Share your answer in the comments. I’ll be back tomorrow with my thoughts on the chapter.

7 responses

  1. So you say I “made the most” of a “golden opportunity”, and earned prestige, power, and the love of a spouse in the process. Sounds like I must be a capable and emotionally mature adult. Were I still bitterly clinging to (or worse, defeatedly crushed under) the wrongs done to me in the past, I doubt I’d have the wherewithal to make the most of an opportunity, especially if the opportunity was so dependent on other people’s opinion of my character (you don’t put a small, bitter man in charge of your nation’s food supply. Nor, if you’re a chick, do you marry him.)

    So, if my family comes to me for help, and I’ve managed to turn into a well-adjusted and emotionally healthy adult, then I guess I’d, at worst, treat them like everybody else. And at best, I’d treat them as family.
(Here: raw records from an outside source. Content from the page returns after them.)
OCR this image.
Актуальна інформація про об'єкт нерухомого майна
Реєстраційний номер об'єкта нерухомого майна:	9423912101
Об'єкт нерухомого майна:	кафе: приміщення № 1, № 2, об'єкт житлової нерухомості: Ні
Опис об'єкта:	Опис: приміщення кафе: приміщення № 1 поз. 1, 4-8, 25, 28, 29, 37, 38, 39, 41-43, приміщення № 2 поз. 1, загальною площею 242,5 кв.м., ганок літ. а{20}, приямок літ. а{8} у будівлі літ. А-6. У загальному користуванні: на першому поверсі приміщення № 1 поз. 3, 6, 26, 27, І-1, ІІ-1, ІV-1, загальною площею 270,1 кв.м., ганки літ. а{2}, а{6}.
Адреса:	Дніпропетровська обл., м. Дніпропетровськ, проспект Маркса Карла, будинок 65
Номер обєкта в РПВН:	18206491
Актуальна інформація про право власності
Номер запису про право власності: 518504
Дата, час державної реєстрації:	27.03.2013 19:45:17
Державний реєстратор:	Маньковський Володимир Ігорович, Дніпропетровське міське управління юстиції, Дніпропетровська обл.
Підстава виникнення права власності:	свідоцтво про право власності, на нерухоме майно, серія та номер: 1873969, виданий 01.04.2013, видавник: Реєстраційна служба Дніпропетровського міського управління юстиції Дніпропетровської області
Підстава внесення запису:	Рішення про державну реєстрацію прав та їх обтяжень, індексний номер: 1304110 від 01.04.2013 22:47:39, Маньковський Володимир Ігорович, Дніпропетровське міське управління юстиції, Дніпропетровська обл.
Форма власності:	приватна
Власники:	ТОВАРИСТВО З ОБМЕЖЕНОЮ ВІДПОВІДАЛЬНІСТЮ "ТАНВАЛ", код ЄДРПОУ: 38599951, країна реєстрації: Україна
It depends on how I let go of my baggage. Did I release their attachment to me along with the baggage they left me with, or did I keep them in my heart and learn to forgive them?

    • “Did I release their attachment to me along with the baggage they left me with, or did I keep them in my heart and learn to forgive them?”

      Oh. my. goodness. Gonna have to pray through this a little bit tonight. That’s a pretty significant issue right there.

    • You bring up some excellent points sir. Particularly about who one would put in charge of a nation’s food supply. I do get the feeling that Joseph has managed to let go of the pain in some pretty significant ways.

  2. No, doubt: I’d have let them starve.

    God’s working with me on this. I’m now at the point where I would have given them food, but I would have made them pay for it.

    Still working…obviously.

  3. I’d have to stay hidden for a while, have a good cry, get settled. I’d like to observe them for a while, unrecognized, so I could get the feel for what they were like now, see if life had softened them at all. Nothing like a little time to get peaceful and brave to help me respond in kindness, even to nasty people.

    • I hear ya. I wonder if Joseph had that option? Like was he just doing his job and then all of a sudden they come into the room leaving him no time to think about how to react? But I like your reaction. Take some time, collect yourself and focus on being kind.